AMPARO DIRECTO EN REVISIÓN 1615/2022
Suprema Corte de Justicia de la Nación

AMPARO DIRECTO EN REVISIÓN 1615/2022

Fecha: 30-Nov-2022

V.3.3. Sobre la unidad del juicio de divorcio

  1. En el apartado anterior, concluimos que el mandato constitucional de protección a la familia, a través de su imperativo de “optimizar en el mayor grado posible los imperativos constitucionales de igualdad sustantiva entre los cónyuges,” exige la implementación de remedios idóneos para cada caso. Ello, concluimos, nos conduce a la confección de medidas idóneas con base en una perspectiva completa de la situación patrimonial de las partes.
  2. Una conclusión similar fue alcanzada por Lady Hale, quien se expresó respecto de la tramitación “fragmentada” de los procedimientos jurisdiccionales en materia familiar, señalando que:

Si una pareja se separa, tienen que decidir dónde vivirán ellos, donde vivirán los niños y con qué recursos van a vivir todos. Estas diversas cuestiones por lo general se abordan separadamente: el divorcio propiamente cuando están casados (generalmente la parte más directa); las resoluciones para proteger en contra de violencia o para determinar quién permanecerá en el hogar familiar provisionalmente; los regímenes para los menores de edad; y las disposiciones relativas al patrimonio y finanzas de la familia. Esto quiere decir que la corte no obtiene un panorama general , aun cuando las cuestiones están obviamente interrelacionadas. Durante largo tiempo he argumentado que deberíamos tener un enfoque “unitario”: un formato de solicitud en donde el demandante pueda pedir todos los remedios que considere adecuados para el caso, otro formato en que el demandado pueda responder e indicar en qué está de acuerdo y en qué no, y un solo acervo de testimonios y otras pruebas. Entiendo las razones históricas de por qué esto no se ha hecho en el pasado, pero no entiendo por qué no puede hacerse ahora.

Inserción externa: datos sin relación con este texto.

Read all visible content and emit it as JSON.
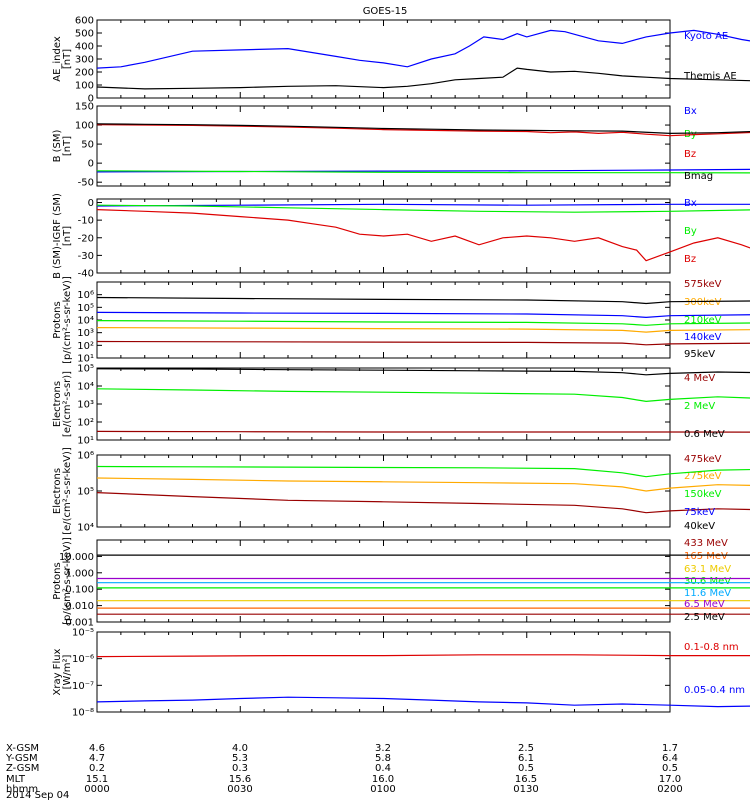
{
  "title": "GOES-15",
  "chart_data": [
    {
      "type": "line",
      "ylabel": [
        "AE_index",
        "[nT]"
      ],
      "ylim": [
        0,
        600
      ],
      "y_ticks": [
        "0",
        "100",
        "200",
        "300",
        "400",
        "500",
        "600"
      ],
      "series": [
        {
          "name": "Kyoto AE",
          "color": "#0000ff",
          "x": [
            0,
            5,
            10,
            20,
            30,
            40,
            50,
            55,
            60,
            65,
            70,
            75,
            78,
            81,
            85,
            88,
            90,
            95,
            98,
            100,
            105,
            110,
            115,
            120,
            125,
            130,
            135,
            140,
            145,
            150
          ],
          "y": [
            230,
            240,
            275,
            360,
            370,
            380,
            320,
            290,
            270,
            240,
            300,
            340,
            400,
            470,
            450,
            495,
            470,
            520,
            510,
            490,
            440,
            420,
            470,
            500,
            520,
            490,
            450,
            420,
            350,
            250
          ]
        },
        {
          "name": "Themis AE",
          "color": "#000000",
          "x": [
            0,
            10,
            20,
            30,
            40,
            50,
            60,
            65,
            70,
            75,
            80,
            85,
            88,
            90,
            95,
            100,
            105,
            110,
            115,
            120,
            130,
            140,
            150
          ],
          "y": [
            85,
            70,
            75,
            80,
            90,
            95,
            80,
            90,
            110,
            140,
            150,
            160,
            230,
            220,
            200,
            205,
            190,
            170,
            160,
            150,
            140,
            130,
            100
          ]
        }
      ]
    },
    {
      "type": "line",
      "ylabel": [
        "B (SM)",
        "[nT]"
      ],
      "ylim": [
        -60,
        150
      ],
      "y_ticks": [
        "-50",
        "0",
        "50",
        "100",
        "150"
      ],
      "series": [
        {
          "name": "Bx",
          "color": "#0000ff",
          "x": [
            0,
            30,
            60,
            90,
            120,
            150
          ],
          "y": [
            -23,
            -22,
            -21,
            -20,
            -18,
            -15
          ]
        },
        {
          "name": "By",
          "color": "#00ee00",
          "x": [
            0,
            30,
            60,
            90,
            120,
            150
          ],
          "y": [
            -20,
            -22,
            -24,
            -25,
            -25,
            -26
          ]
        },
        {
          "name": "Bz",
          "color": "#dd0000",
          "x": [
            0,
            10,
            20,
            30,
            40,
            50,
            60,
            70,
            80,
            90,
            95,
            100,
            105,
            110,
            115,
            120,
            125,
            130,
            140,
            150
          ],
          "y": [
            101,
            100,
            99,
            97,
            95,
            92,
            88,
            86,
            84,
            83,
            80,
            82,
            78,
            81,
            76,
            72,
            75,
            77,
            82,
            84
          ]
        },
        {
          "name": "Bmag",
          "color": "#000000",
          "x": [
            0,
            10,
            20,
            30,
            40,
            50,
            60,
            70,
            80,
            90,
            100,
            110,
            120,
            130,
            140,
            150
          ],
          "y": [
            103,
            102,
            101,
            99,
            97,
            94,
            91,
            89,
            87,
            86,
            85,
            84,
            78,
            80,
            84,
            88
          ]
        }
      ]
    },
    {
      "type": "line",
      "ylabel": [
        "B (SM)-IGRF (SM)",
        "[nT]"
      ],
      "ylim": [
        -40,
        2
      ],
      "y_ticks": [
        "-40",
        "-30",
        "-20",
        "-10",
        "0"
      ],
      "series": [
        {
          "name": "Bx",
          "color": "#0000ff",
          "x": [
            0,
            30,
            60,
            90,
            120,
            150
          ],
          "y": [
            -2,
            -1.5,
            -1,
            -1.5,
            -1,
            -1
          ]
        },
        {
          "name": "By",
          "color": "#00ee00",
          "x": [
            0,
            20,
            40,
            60,
            80,
            100,
            120,
            140,
            150
          ],
          "y": [
            -1.5,
            -2,
            -3,
            -4,
            -5,
            -5.5,
            -5,
            -4,
            -3
          ]
        },
        {
          "name": "Bz",
          "color": "#dd0000",
          "x": [
            0,
            10,
            20,
            30,
            40,
            45,
            50,
            55,
            60,
            65,
            70,
            75,
            80,
            85,
            90,
            95,
            100,
            105,
            110,
            113,
            115,
            120,
            125,
            130,
            135,
            140,
            145,
            150
          ],
          "y": [
            -4,
            -5,
            -6,
            -8,
            -10,
            -12,
            -14,
            -18,
            -19,
            -18,
            -22,
            -19,
            -24,
            -20,
            -19,
            -20,
            -22,
            -20,
            -25,
            -27,
            -33,
            -28,
            -23,
            -20,
            -24,
            -29,
            -25,
            -21
          ]
        }
      ]
    },
    {
      "type": "line",
      "ylabel": [
        "Protons",
        "[p/(cm²-s-sr-keV)]"
      ],
      "scale": "log",
      "ylim": [
        10,
        10000000
      ],
      "y_ticks": [
        "10¹",
        "10²",
        "10³",
        "10⁴",
        "10⁵",
        "10⁶"
      ],
      "series": [
        {
          "name": "575keV",
          "color": "#990000",
          "x": [
            0,
            30,
            60,
            90,
            110,
            115,
            120,
            150
          ],
          "y": [
            200,
            190,
            180,
            170,
            150,
            110,
            130,
            160
          ]
        },
        {
          "name": "300keV",
          "color": "#ffaa00",
          "x": [
            0,
            30,
            60,
            90,
            110,
            115,
            120,
            150
          ],
          "y": [
            2500,
            2300,
            2100,
            1900,
            1500,
            1100,
            1500,
            1900
          ]
        },
        {
          "name": "210keV",
          "color": "#00ee00",
          "x": [
            0,
            30,
            60,
            90,
            110,
            115,
            120,
            150
          ],
          "y": [
            9000,
            8000,
            7000,
            6500,
            5000,
            3800,
            5000,
            6500
          ]
        },
        {
          "name": "140keV",
          "color": "#0000ff",
          "x": [
            0,
            30,
            60,
            90,
            110,
            115,
            120,
            150
          ],
          "y": [
            40000,
            36000,
            33000,
            30000,
            22000,
            16000,
            22000,
            30000
          ]
        },
        {
          "name": "95keV",
          "color": "#000000",
          "x": [
            0,
            30,
            60,
            90,
            110,
            115,
            120,
            150
          ],
          "y": [
            600000,
            500000,
            420000,
            380000,
            280000,
            200000,
            280000,
            350000
          ]
        }
      ]
    },
    {
      "type": "line",
      "ylabel": [
        "Electrons",
        "[e/(cm²-s-sr)]"
      ],
      "scale": "log",
      "ylim": [
        10,
        100000
      ],
      "y_ticks": [
        "10¹",
        "10²",
        "10³",
        "10⁴",
        "10⁵"
      ],
      "series": [
        {
          "name": "4 MeV",
          "color": "#990000",
          "x": [
            0,
            30,
            60,
            90,
            120,
            150
          ],
          "y": [
            30,
            29,
            28,
            28,
            28,
            27
          ]
        },
        {
          "name": "2 MeV",
          "color": "#00ee00",
          "x": [
            0,
            20,
            40,
            60,
            80,
            100,
            110,
            115,
            120,
            130,
            140,
            150
          ],
          "y": [
            7000,
            6000,
            5000,
            4500,
            4000,
            3500,
            2300,
            1400,
            1800,
            2500,
            2000,
            2200
          ]
        },
        {
          "name": "0.6 MeV",
          "color": "#000000",
          "x": [
            0,
            20,
            40,
            60,
            80,
            100,
            110,
            115,
            120,
            130,
            140,
            150
          ],
          "y": [
            90000,
            88000,
            80000,
            75000,
            70000,
            65000,
            55000,
            42000,
            50000,
            60000,
            55000,
            58000
          ]
        }
      ]
    },
    {
      "type": "line",
      "ylabel": [
        "Electrons",
        "[e/(cm²-s-sr-keV)]"
      ],
      "scale": "log",
      "ylim": [
        10000,
        1000000
      ],
      "y_ticks": [
        "10⁴",
        "10⁵",
        "10⁶"
      ],
      "series": [
        {
          "name": "475keV",
          "color": "#990000",
          "x": [
            0,
            20,
            40,
            60,
            80,
            100,
            110,
            115,
            120,
            130,
            140,
            150
          ],
          "y": [
            90000,
            70000,
            55000,
            50000,
            45000,
            40000,
            32000,
            25000,
            28000,
            32000,
            30000,
            32000
          ]
        },
        {
          "name": "275keV",
          "color": "#ffaa00",
          "x": [
            0,
            20,
            40,
            60,
            80,
            100,
            110,
            115,
            120,
            130,
            140,
            150
          ],
          "y": [
            230000,
            210000,
            190000,
            180000,
            170000,
            160000,
            130000,
            100000,
            120000,
            150000,
            140000,
            150000
          ]
        },
        {
          "name": "150keV",
          "color": "#00ee00",
          "x": [
            0,
            20,
            40,
            60,
            80,
            100,
            110,
            115,
            120,
            130,
            140,
            150
          ],
          "y": [
            480000,
            470000,
            460000,
            450000,
            440000,
            420000,
            320000,
            250000,
            300000,
            380000,
            400000,
            550000
          ]
        },
        {
          "name": "75keV",
          "color": "#0000ff",
          "x": [],
          "y": []
        },
        {
          "name": "40keV",
          "color": "#000000",
          "x": [],
          "y": []
        }
      ]
    },
    {
      "type": "line",
      "ylabel": [
        "Protons",
        "[p/(cm²-s-sr-keV)]"
      ],
      "scale": "log",
      "ylim": [
        0.001,
        100
      ],
      "y_ticks": [
        "0.001",
        "0.010",
        "0.100",
        "1.000",
        "10.000"
      ],
      "series": [
        {
          "name": "433 MeV",
          "color": "#990000",
          "x": [
            0,
            150
          ],
          "y": [
            0.003,
            0.003
          ]
        },
        {
          "name": "165 MeV",
          "color": "#ff6600",
          "x": [
            0,
            150
          ],
          "y": [
            0.007,
            0.007
          ]
        },
        {
          "name": "63.1 MeV",
          "color": "#eecc00",
          "x": [
            0,
            150
          ],
          "y": [
            0.02,
            0.02
          ]
        },
        {
          "name": "30.6 MeV",
          "color": "#00ee00",
          "x": [
            0,
            150
          ],
          "y": [
            0.12,
            0.12
          ]
        },
        {
          "name": "11.6 MeV",
          "color": "#00aaff",
          "x": [
            0,
            150
          ],
          "y": [
            0.25,
            0.25
          ]
        },
        {
          "name": "6.5 MeV",
          "color": "#9900cc",
          "x": [
            0,
            150
          ],
          "y": [
            0.45,
            0.45
          ]
        },
        {
          "name": "2.5 MeV",
          "color": "#000000",
          "x": [
            0,
            150
          ],
          "y": [
            12,
            12
          ]
        }
      ]
    },
    {
      "type": "line",
      "ylabel": [
        "Xray Flux",
        "[W/m²]"
      ],
      "scale": "log",
      "ylim": [
        1e-08,
        1e-05
      ],
      "y_ticks": [
        "10⁻⁸",
        "10⁻⁷",
        "10⁻⁶",
        "10⁻⁵"
      ],
      "series": [
        {
          "name": "0.1-0.8 nm",
          "color": "#dd0000",
          "x": [
            0,
            20,
            40,
            60,
            80,
            100,
            120,
            150
          ],
          "y": [
            1.2e-06,
            1.25e-06,
            1.3e-06,
            1.3e-06,
            1.4e-06,
            1.4e-06,
            1.3e-06,
            1.3e-06
          ]
        },
        {
          "name": "0.05-0.4 nm",
          "color": "#0000ff",
          "x": [
            0,
            10,
            20,
            30,
            40,
            50,
            60,
            70,
            80,
            90,
            100,
            110,
            120,
            130,
            140,
            150
          ],
          "y": [
            2.4e-08,
            2.6e-08,
            2.8e-08,
            3.2e-08,
            3.6e-08,
            3.4e-08,
            3.2e-08,
            2.8e-08,
            2.4e-08,
            2.2e-08,
            1.8e-08,
            2e-08,
            1.8e-08,
            1.6e-08,
            1.7e-08,
            1.4e-08
          ]
        }
      ]
    }
  ],
  "footer": {
    "row_labels": [
      "X-GSM",
      "Y-GSM",
      "Z-GSM",
      "MLT",
      "hhmm"
    ],
    "date": "2014 Sep 04",
    "columns": [
      [
        "4.6",
        "4.7",
        "0.2",
        "15.1",
        "0000"
      ],
      [
        "4.0",
        "5.3",
        "0.3",
        "15.6",
        "0030"
      ],
      [
        "3.2",
        "5.8",
        "0.4",
        "16.0",
        "0100"
      ],
      [
        "2.5",
        "6.1",
        "0.5",
        "16.5",
        "0130"
      ],
      [
        "1.7",
        "6.4",
        "0.5",
        "17.0",
        "0200"
      ]
    ]
  },
  "x_range_minutes": [
    0,
    120
  ]
}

  1. Esta misma línea de pensamiento parece orientar de manera relativamente unánime a nuestras legislaturas locales, quienes han implementado, con sus respectivas variaciones, en sus códigos civiles y/o familiares. Asimismo, esta Primera Sala se ha pronunciado, en la Contradicción de Tesis 63/2011-PS, sobre la unidad del juicio de divorcio sin expresión de causa , destacando que el mismo se rige por los principios de “unidad, concentración, celeridad y economía procesal.” En virtud de lo anterior, esta Primera Sala llegó a la conclusión de que el juicio de divorcio

se trata de un procedimiento único, de tipo contencioso, en el que no puede afirmarse de manera categórica la distinción de dos etapas que puedan regir de momento a momento y menos aún, que en cada una de ellas se resuelvan temas específicos.

  1. En este mismo sentido, se determinó abandonar el criterio, hasta entonces imperante, que reservaba para la vía incidental la resolución de cuestiones inherentes al divorcio, pues dicha interpretación, en palabras de la Corte,

no advierte los principios de unidad, concentración, celeridad y economía procesal que deben regir en el juicio de divorcio y que sirven de base para dar lógica y contenido a las normas que regulan el proceso de que se trata, máxime si se considera que con tal interpretación existe el riesgo de incurrir en una incongruencia externa, al dejar de resolver cuestiones que quedaron planteadas desde la demanda y que no encontrarán solución con el dictado de la sentencia de divorcio, sobre todo porque, una vez roto el lazo conyugal, no se tiene la certeza de que las pretensiones de las partes se vean resueltas en la vía incidental con el consecuente perjuicio de alguno de los excónyuges .

  1. Esta última observación con respecto a las desventajas de reservar ciertas cuestiones para su ulterior tramitación incidental adquiere una nueva dimensión cuando dicha fragmentación tiene por efecto impedir que el tribunal de conocimiento resuelva con base en un panorama completo de la situación de las partes. Estos efectos negativos, como se expondrá a continuación, son particularmente evidentes en el caso que hoy nos ocupa.